The monoamine serotonin (5-HT), is a well-known neurotransmitter that influences a wide variety of central and peripheral functions in the adult organism. Increasing experimental evidences demonstrated that 5-HT plays also an important role in morphogenesis by modulating processes such as gastrulation, craniofacial and bone patterning and the generation of the left-right asymmetry, as well as in neural development and plasticity. Among 5-HT receptors, 5-HT2B is expressed during CNS, heart and craniofacial development. By using Xenopus laevis as a model system, our research group previously demonstrated that 5-HT2B receptor is expressed in the proliferative region of the retina and the neural tube and that 5-HT2B loss of function results in abnormal eye morphology due to a decrease in the proliferation rate of retinoblasts and an increase of the apoptotic rate of retinal cells.
In order to further investigate the role of 5-HT2B in eye development, during the first part of my PhD program, I performed complementary gene gain of function experiments. I found that 5-HT2B over-expression resulted in the formation of eyes with irregular form, position and orientation and showing defects in the optic fissure closure and in the pigmented epithelium formation. A detailed molecular analysis also revealed a disorganization of the typical laminar retinal structure and the presence of differentiated retinal cells in ectopic position.

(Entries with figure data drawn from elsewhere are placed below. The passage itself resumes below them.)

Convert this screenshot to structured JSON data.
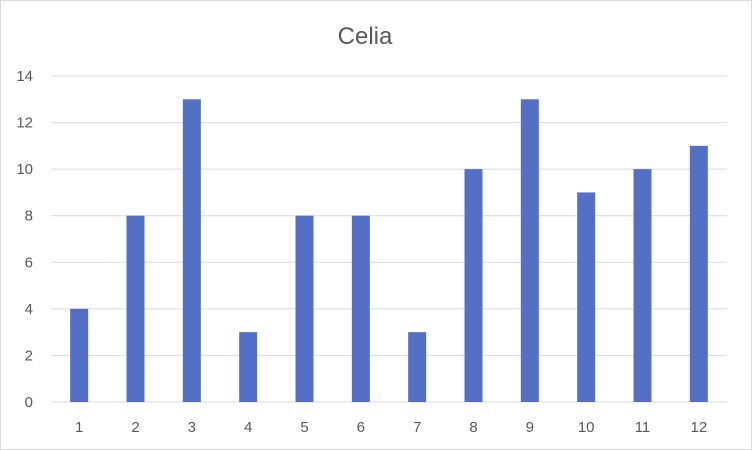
{
  "chart_data": {
    "type": "bar",
    "title": "Celia",
    "categories": [
      "1",
      "2",
      "3",
      "4",
      "5",
      "6",
      "7",
      "8",
      "9",
      "10",
      "11",
      "12"
    ],
    "values": [
      4,
      8,
      13,
      3,
      8,
      8,
      3,
      10,
      13,
      9,
      10,
      11
    ],
    "yticks": [
      "0",
      "2",
      "4",
      "6",
      "8",
      "10",
      "12",
      "14"
    ],
    "ylim": [
      0,
      14
    ],
    "grid": true,
    "legend": "none",
    "colors": {
      "bar": "#5470C6"
    }
  }
}
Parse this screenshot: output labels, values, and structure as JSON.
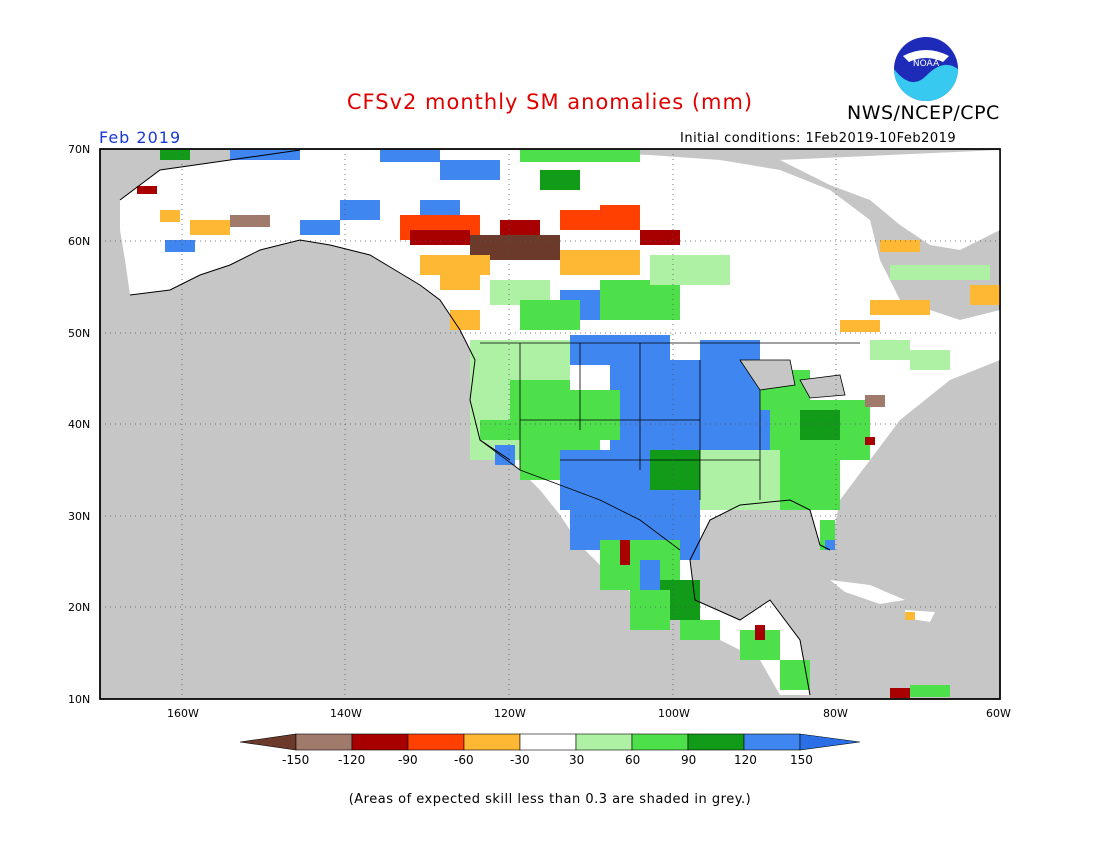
{
  "header": {
    "title": "CFSv2 monthly SM anomalies (mm)",
    "agency": "NWS/NCEP/CPC",
    "logo_text": "NOAA",
    "month": "Feb 2019",
    "initial_conditions": "Initial conditions: 1Feb2019-10Feb2019"
  },
  "map": {
    "projection": "equirectangular",
    "lon_range": [
      -170,
      -60
    ],
    "lat_range": [
      10,
      70
    ],
    "latitude_labels": [
      "70N",
      "60N",
      "50N",
      "40N",
      "30N",
      "20N",
      "10N"
    ],
    "longitude_labels": [
      "160W",
      "140W",
      "120W",
      "100W",
      "80W",
      "60W"
    ],
    "colors": {
      "ocean_grey": "#c6c6c6",
      "land_white": "#ffffff",
      "grid_dotted": "#555555",
      "coast": "#000000"
    }
  },
  "legend": {
    "labels": [
      "-150",
      "-120",
      "-90",
      "-60",
      "-30",
      "30",
      "60",
      "90",
      "120",
      "150"
    ],
    "colors": [
      "#6b3a2a",
      "#a07b6c",
      "#a80000",
      "#ff4000",
      "#ffb833",
      "#ffffff",
      "#aef0a4",
      "#4ee04a",
      "#129b19",
      "#3f86f0",
      "#2a6fe6"
    ]
  },
  "footnote": "(Areas of expected skill less than 0.3 are shaded in grey.)",
  "icons": {
    "logo": "noaa-logo-icon"
  }
}
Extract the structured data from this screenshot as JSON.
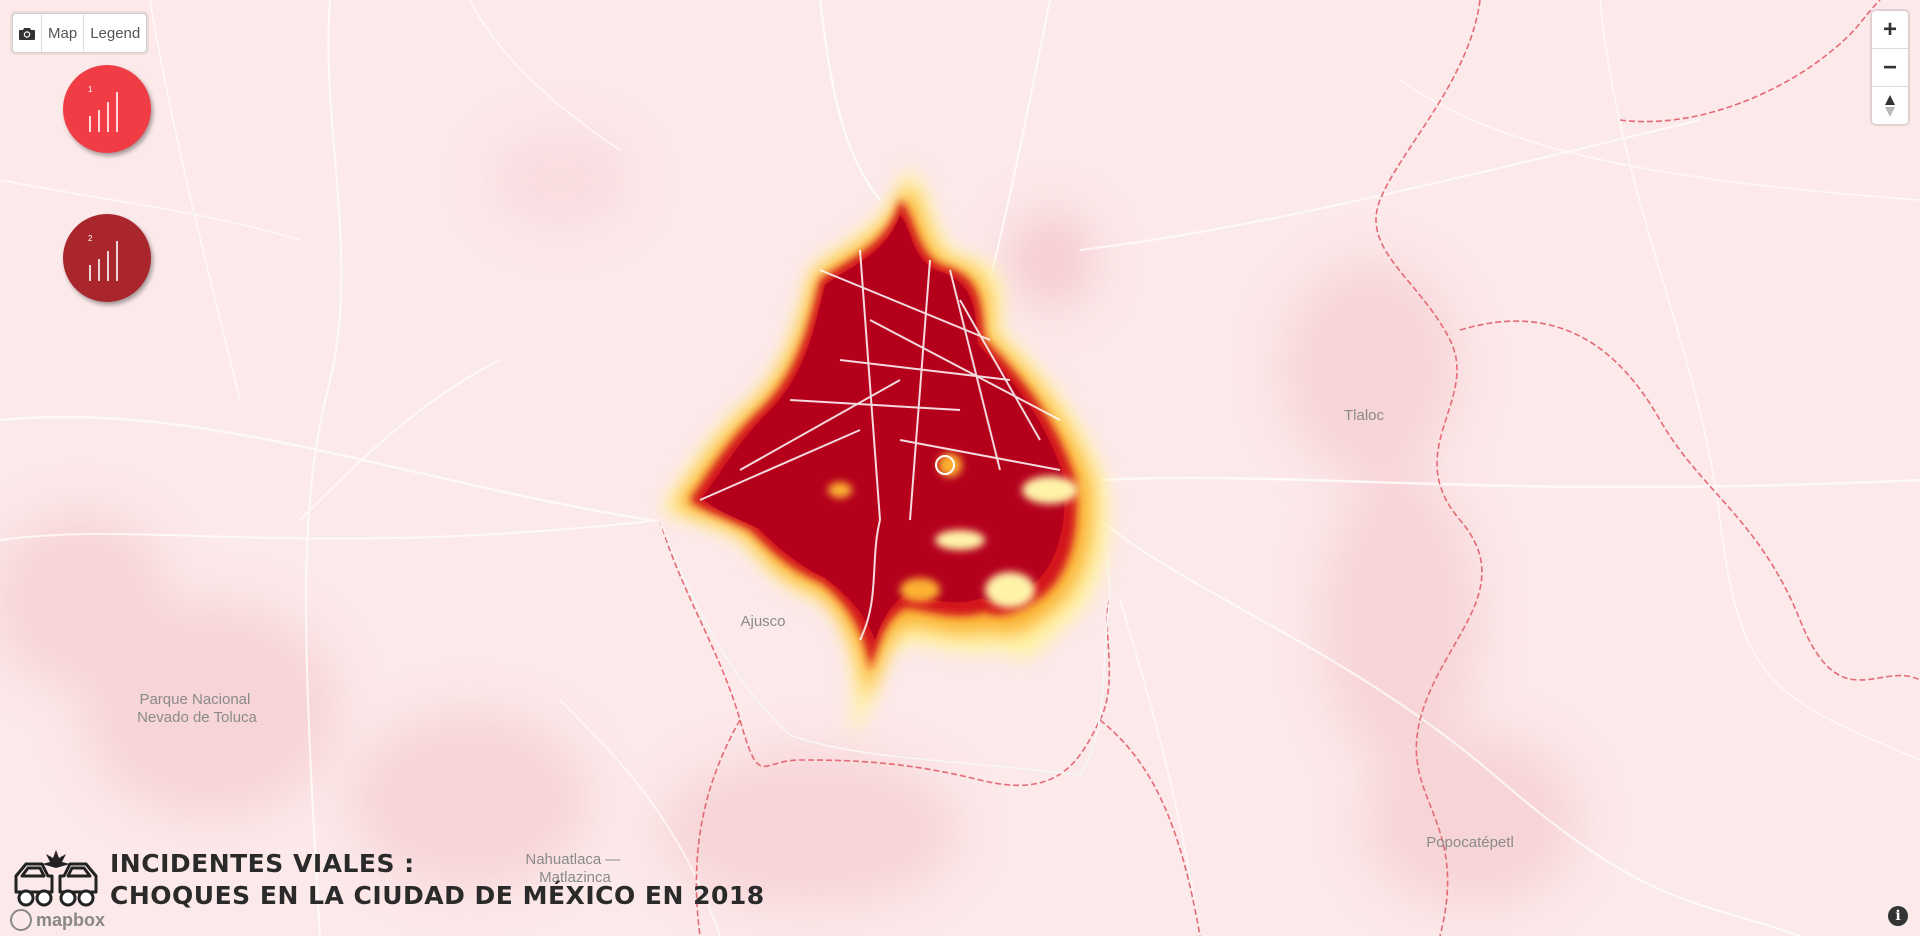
{
  "toolbar": {
    "camera_icon": "camera-icon",
    "map_label": "Map",
    "legend_label": "Legend"
  },
  "layers": [
    {
      "number": "1",
      "icon": "bar-chart-icon",
      "color": "#ef3c45"
    },
    {
      "number": "2",
      "icon": "bar-chart-icon",
      "color": "#a9262c"
    }
  ],
  "zoom": {
    "in_label": "+",
    "out_label": "−",
    "compass_icon": "compass-icon"
  },
  "map": {
    "background": "#fce9ea",
    "heat_colors": [
      "#fff6b0",
      "#fdd24a",
      "#f48a2a",
      "#d62a1f",
      "#b5001c"
    ],
    "places": [
      {
        "name": "Tlaloc"
      },
      {
        "name": "Ajusco"
      },
      {
        "name": "Parque Nacional\nNevado de Toluca"
      },
      {
        "name": "Nahuatlaca —\nMatlazinca"
      },
      {
        "name": "Popocatépetl"
      }
    ]
  },
  "title": {
    "line1": "INCIDENTES VIALES :",
    "line2": "CHOQUES EN LA CIUDAD DE MÉXICO EN 2018",
    "icon": "car-crash-icon"
  },
  "attribution": {
    "logo_text": "mapbox",
    "info_icon": "info-icon"
  }
}
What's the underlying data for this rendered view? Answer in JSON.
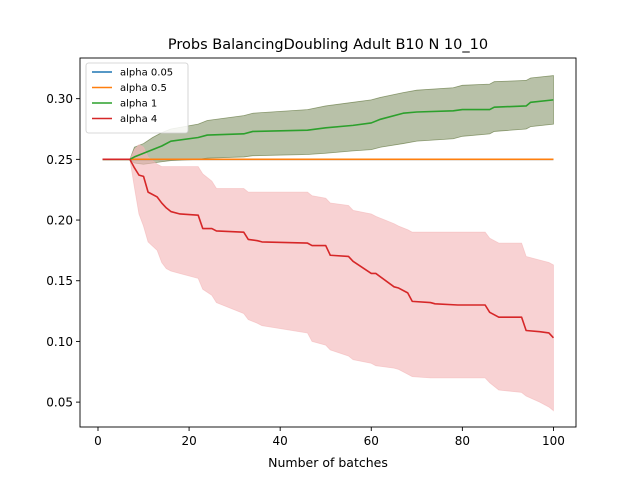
{
  "chart_data": {
    "type": "line",
    "title": "Probs BalancingDoubling Adult B10 N 10_10",
    "xlabel": "Number of batches",
    "ylabel": "",
    "xlim": [
      -3.95,
      104.95
    ],
    "ylim": [
      0.0295,
      0.3335
    ],
    "xticks": [
      0,
      20,
      40,
      60,
      80,
      100
    ],
    "yticks": [
      0.05,
      0.1,
      0.15,
      0.2,
      0.25,
      0.3
    ],
    "ytick_labels": [
      "0.05",
      "0.10",
      "0.15",
      "0.20",
      "0.25",
      "0.30"
    ],
    "grid": false,
    "legend_position": "top-left",
    "series": [
      {
        "name": "alpha 0.05",
        "color": "#1f77b4",
        "x": [
          1,
          100
        ],
        "y": [
          0.25,
          0.25
        ]
      },
      {
        "name": "alpha 0.5",
        "color": "#ff7f0e",
        "x": [
          1,
          100
        ],
        "y": [
          0.25,
          0.25
        ]
      },
      {
        "name": "alpha 1",
        "color": "#2ca02c",
        "band_color": "#556b2f",
        "x": [
          1,
          7,
          8,
          10,
          12,
          14,
          16,
          22,
          24,
          32,
          34,
          46,
          50,
          56,
          60,
          62,
          67,
          70,
          78,
          80,
          86,
          87,
          94,
          95,
          100
        ],
        "y": [
          0.25,
          0.25,
          0.252,
          0.255,
          0.258,
          0.261,
          0.265,
          0.268,
          0.27,
          0.271,
          0.273,
          0.274,
          0.276,
          0.278,
          0.28,
          0.283,
          0.288,
          0.289,
          0.29,
          0.291,
          0.291,
          0.293,
          0.294,
          0.297,
          0.299
        ],
        "lower": [
          0.25,
          0.25,
          0.247,
          0.246,
          0.247,
          0.248,
          0.249,
          0.25,
          0.251,
          0.252,
          0.253,
          0.254,
          0.255,
          0.257,
          0.258,
          0.26,
          0.263,
          0.265,
          0.267,
          0.269,
          0.271,
          0.273,
          0.275,
          0.277,
          0.279
        ],
        "upper": [
          0.25,
          0.25,
          0.26,
          0.263,
          0.268,
          0.272,
          0.275,
          0.279,
          0.282,
          0.286,
          0.288,
          0.291,
          0.294,
          0.297,
          0.299,
          0.301,
          0.305,
          0.307,
          0.309,
          0.311,
          0.312,
          0.314,
          0.315,
          0.317,
          0.319
        ]
      },
      {
        "name": "alpha 4",
        "color": "#d62728",
        "band_color": "#f4b6b8",
        "x": [
          1,
          7,
          8,
          9,
          10,
          11,
          13,
          14,
          15,
          16,
          18,
          22,
          23,
          25,
          26,
          32,
          33,
          35,
          36,
          46,
          47,
          50,
          51,
          55,
          56,
          60,
          61,
          65,
          66,
          68,
          69,
          73,
          74,
          79,
          80,
          85,
          86,
          88,
          93,
          94,
          97,
          99,
          100
        ],
        "y": [
          0.25,
          0.25,
          0.243,
          0.237,
          0.236,
          0.223,
          0.219,
          0.214,
          0.21,
          0.207,
          0.205,
          0.204,
          0.193,
          0.193,
          0.191,
          0.19,
          0.184,
          0.183,
          0.182,
          0.181,
          0.179,
          0.179,
          0.171,
          0.17,
          0.166,
          0.156,
          0.156,
          0.145,
          0.144,
          0.14,
          0.133,
          0.132,
          0.131,
          0.13,
          0.13,
          0.13,
          0.124,
          0.12,
          0.12,
          0.109,
          0.108,
          0.107,
          0.103
        ],
        "lower": [
          0.25,
          0.25,
          0.227,
          0.205,
          0.195,
          0.182,
          0.175,
          0.165,
          0.16,
          0.158,
          0.156,
          0.152,
          0.143,
          0.138,
          0.132,
          0.123,
          0.118,
          0.115,
          0.113,
          0.107,
          0.1,
          0.097,
          0.093,
          0.088,
          0.085,
          0.082,
          0.08,
          0.078,
          0.077,
          0.073,
          0.071,
          0.07,
          0.07,
          0.07,
          0.07,
          0.07,
          0.066,
          0.06,
          0.058,
          0.055,
          0.05,
          0.046,
          0.043
        ],
        "upper": [
          0.25,
          0.25,
          0.258,
          0.262,
          0.26,
          0.252,
          0.246,
          0.244,
          0.244,
          0.244,
          0.244,
          0.244,
          0.238,
          0.232,
          0.226,
          0.226,
          0.223,
          0.223,
          0.223,
          0.223,
          0.22,
          0.218,
          0.214,
          0.212,
          0.208,
          0.205,
          0.203,
          0.197,
          0.195,
          0.192,
          0.19,
          0.19,
          0.19,
          0.19,
          0.19,
          0.19,
          0.185,
          0.181,
          0.181,
          0.17,
          0.167,
          0.165,
          0.163
        ]
      }
    ]
  }
}
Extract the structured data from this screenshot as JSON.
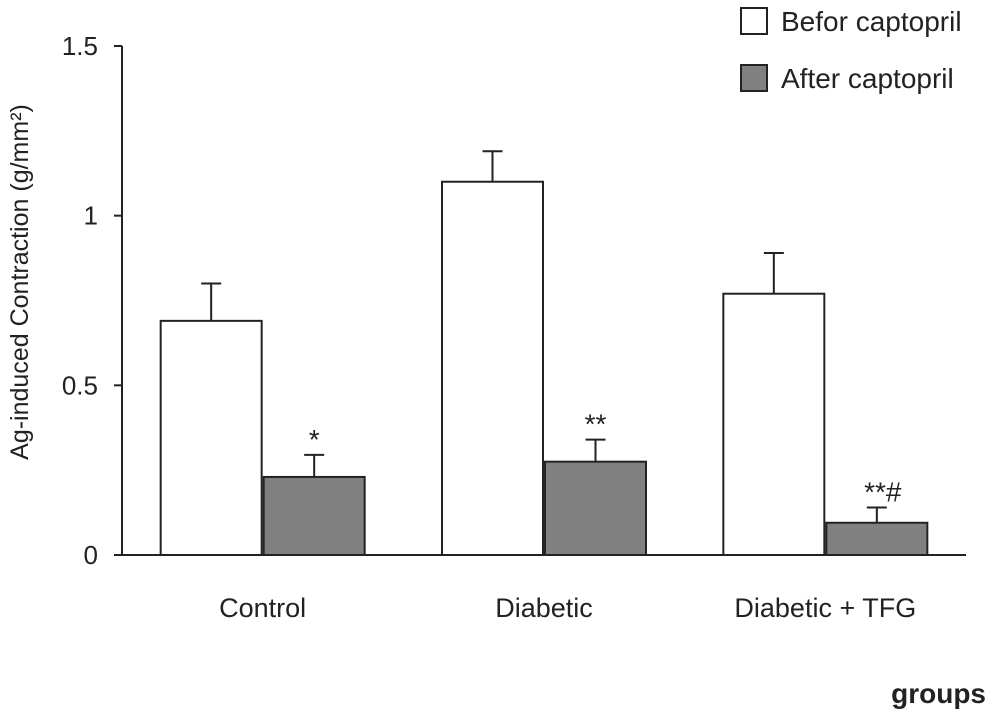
{
  "chart_data": {
    "type": "bar",
    "title": "",
    "xlabel": "groups",
    "ylabel": "Ag-induced Contraction (g/mm²)",
    "categories": [
      "Control",
      "Diabetic",
      "Diabetic + TFG"
    ],
    "series": [
      {
        "name": "Befor captopril",
        "color": "#ffffff",
        "values": [
          0.69,
          1.1,
          0.77
        ],
        "errors": [
          0.11,
          0.09,
          0.12
        ],
        "annotations": [
          "",
          "",
          ""
        ]
      },
      {
        "name": "After captopril",
        "color": "#808080",
        "values": [
          0.23,
          0.275,
          0.095
        ],
        "errors": [
          0.065,
          0.065,
          0.045
        ],
        "annotations": [
          "*",
          "**",
          "**#"
        ]
      }
    ],
    "ylim": [
      0,
      1.5
    ],
    "yticks": [
      0,
      0.5,
      1,
      1.5
    ],
    "ytick_labels": [
      "0",
      "0.5",
      "1",
      "1.5"
    ],
    "grid": false,
    "legend_position": "top-right"
  }
}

As mouse embryos treated with 5-HT2 antagonists develop severe craniofacial alterations, during the second part of my PhD program, I asked the question whether 5-HT2B receptor signaling could also play a role in craniofacial development. Gene gain and loss of function experiments revealed a direct involvement of 5-HT2B receptor in mediating 5-HT morphogenetic action during craniofacial skeletal development by influencing cranial neural crest cells development.